Dia berkata: "Sebuah kediktatoran relativisme sedang dibentuk, yaitu yang tidak mengakui apapun sebagai hal
yang pasti dan yang memiliki tolok ukur
hanya pada diri sendiri dan keinginannya."
Apakah kita Wajib mengIkuti Pengajaran sesat?
Apakah boleh mengkritik Paus? Bukankah kita,
sebagai umat Katolik, wajib
mematuhi Paus dalam segala hal?
Seseorang mungkin akan menjawab bahwa dalam
kasus di mana Paus mengajarkan
ajaran sesat, maka kita bisa mengkritik Paus, dan
kita tidak wajib untuk mematuhinya
dalam kasus di mana ajarannya adalah sesat.
Ajaran yang mengatakan bahwa ‘masing-masing
dari kita memiliki pandangan sendiri
atas Baik dan Buruk’, seperti yang dikatakan oleh Paus Francis, adalah
relativisme moral dan hal itu merupakan
ajaran sesat yang jelas akan menyebabkan
gangguan yang luas dan dosa,
jika hal itu dipatuhi.
Canon 188.4
(1917 Kitab Hukum Kanonik) menyatakan bahwa jika seorang klerus (paus,
uskup, dll) menjadi
sesat, dia kehilangan jabatannya,
tidak memiliki hak untuk memberlakukan hukum. St Robert Bellarmine, St
Antonius, St Fransiskus de Sales,
St Alfonsus Liguori,
dan banyak teolog lainnya mengajarkan bahwa seorang bidaah tidak bisa menjadi paus yang valid. St
Alplhonsus mengatakan: "Jika Tuhan mengizinkan
seorang paus untuk menjadi sesat hingga terkenal dan
keras kepala, maka dengan kenyataan itu dia akan berhenti menjadi Paus,
dan kursi apostoliknya menjadi kosong."
St Robert
Bellarmine, S.J. juga menulis:
"Seperti halnya dibolehkan untuk
menentang Paus yang menyerang tubuh,
maka juga dibolehkan untuk menentang orang yang menyerang jiwa atau
yang mengganggu ketertiban
masyarakat, atau, lebih dari semuanya,
yang mencoba untuk menghancurkan Gereja.
Saya mengatakan bahwa adalah boleh
untuk melawannya dengan tidak melakukan
apa yang dia perintahkan dan mencegah
keinginannya untuk dilaksanakan."
Mengapa Paus berkata seperti ini?
Mengapa Paus
mengatakan hal-hal seperti ini? Pendapat pribadi penulis adalah bahwa saat ini kita
sedang menyaksikan penggenaan dari
nubuat yang telah diramalkan, tepat
di depan mata kita. Anne Catherine Emmerich Terberkati
memperoleh penglihatan atas sebuah gereja palsu di masa depan dalam periode sebelum Kedatangan Kedua dari Tuhan Yesus :"Aku juga melihat
hubungan antara dua paus ... saya melihat betapa buruknya akibat-akibat dari gereja palsu ini.
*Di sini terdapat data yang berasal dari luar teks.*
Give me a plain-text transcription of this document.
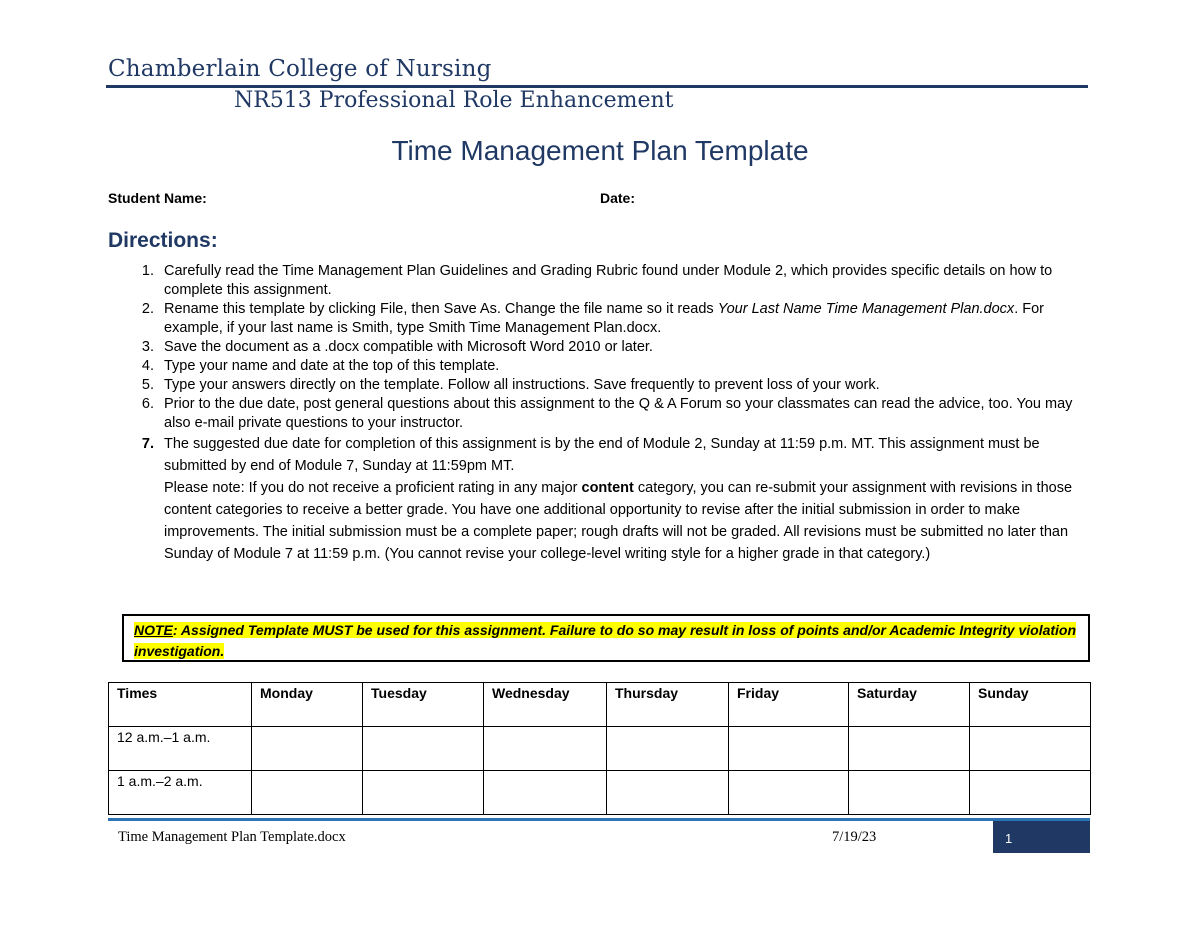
Chamberlain College of Nursing
NR513 Professional Role Enhancement
Time Management Plan Template
Student Name:	Date:
Directions:
1. Carefully read the Time Management Plan Guidelines and Grading Rubric found under Module 2, which provides specific details on how to complete this assignment.
2. Rename this template by clicking File, then Save As. Change the file name so it reads Your Last Name Time Management Plan.docx. For example, if your last name is Smith, type Smith Time Management Plan.docx.
3. Save the document as a .docx compatible with Microsoft Word 2010 or later.
4. Type your name and date at the top of this template.
5. Type your answers directly on the template. Follow all instructions. Save frequently to prevent loss of your work.
6. Prior to the due date, post general questions about this assignment to the Q & A Forum so your classmates can read the advice, too. You may also e-mail private questions to your instructor.
7. The suggested due date for completion of this assignment is by the end of Module 2, Sunday at 11:59 p.m. MT. This assignment must be submitted by end of Module 7, Sunday at 11:59pm MT.
Please note: If you do not receive a proficient rating in any major content category, you can re-submit your assignment with revisions in those content categories to receive a better grade. You have one additional opportunity to revise after the initial submission in order to make improvements. The initial submission must be a complete paper; rough drafts will not be graded. All revisions must be submitted no later than Sunday of Module 7 at 11:59 p.m. (You cannot revise your college-level writing style for a higher grade in that category.)
NOTE: Assigned Template MUST be used for this assignment. Failure to do so may result in loss of points and/or Academic Integrity violation investigation.
Times	Monday	Tuesday	Wednesday	Thursday	Friday	Saturday	Sunday
12 a.m.–1 a.m.							
1 a.m.–2 a.m.							
Time Management Plan Template.docx	7/19/23	1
Aku melihatnya bertambah besar, segala
macam bidaah datang memasuki kota
Roma".
Banyak lagi nubuatan dan
penampakan lainnya meramalkan munculnya "Nabi
Palsu" yang ada di dalam Alkitab, yang
akan memimpin gereja menuju kesesatan, sebelum Kedatangan Kedua Yesus. Untuk informasi lebih lanjut tentang penglihatan
dan dan nubuatan, silakan membaca artikel ini. (http://www.all-about-the-virgin-mary.com/book-of-truth.html)
Perlunya bersikap Waspada
Apakah semua ini terlalu luar biasa bagi
kita? Pernyataan kontroversial
Paus Francis hendaknya
mendorong kita untuk merenungkannya dengan serius. Setidaknya - adakah Paus menjadi ceroboh, tidak
menyadari dampak dari pernyataan-pernyataannya
tentang moral umat manusia?
Atau apakah dia sedang membuka jalan
bagi lebih banyak lagi perubahan yang drastis?
Bagaimanapun juga, kita - terutama kaum
klerus dan religius - tak boleh bersikap
acuh tak acuh. Ada sebuah kutipan
terkenal: "Kejahatan akan tumbuh
subur ketika orang baik tidak melakukan apapun." Marilah kita
waspada dan terus berjaga. Lebih
dari itu, marilah kita berdoa untuk
Gereja kita tercinta – serta kedua paus.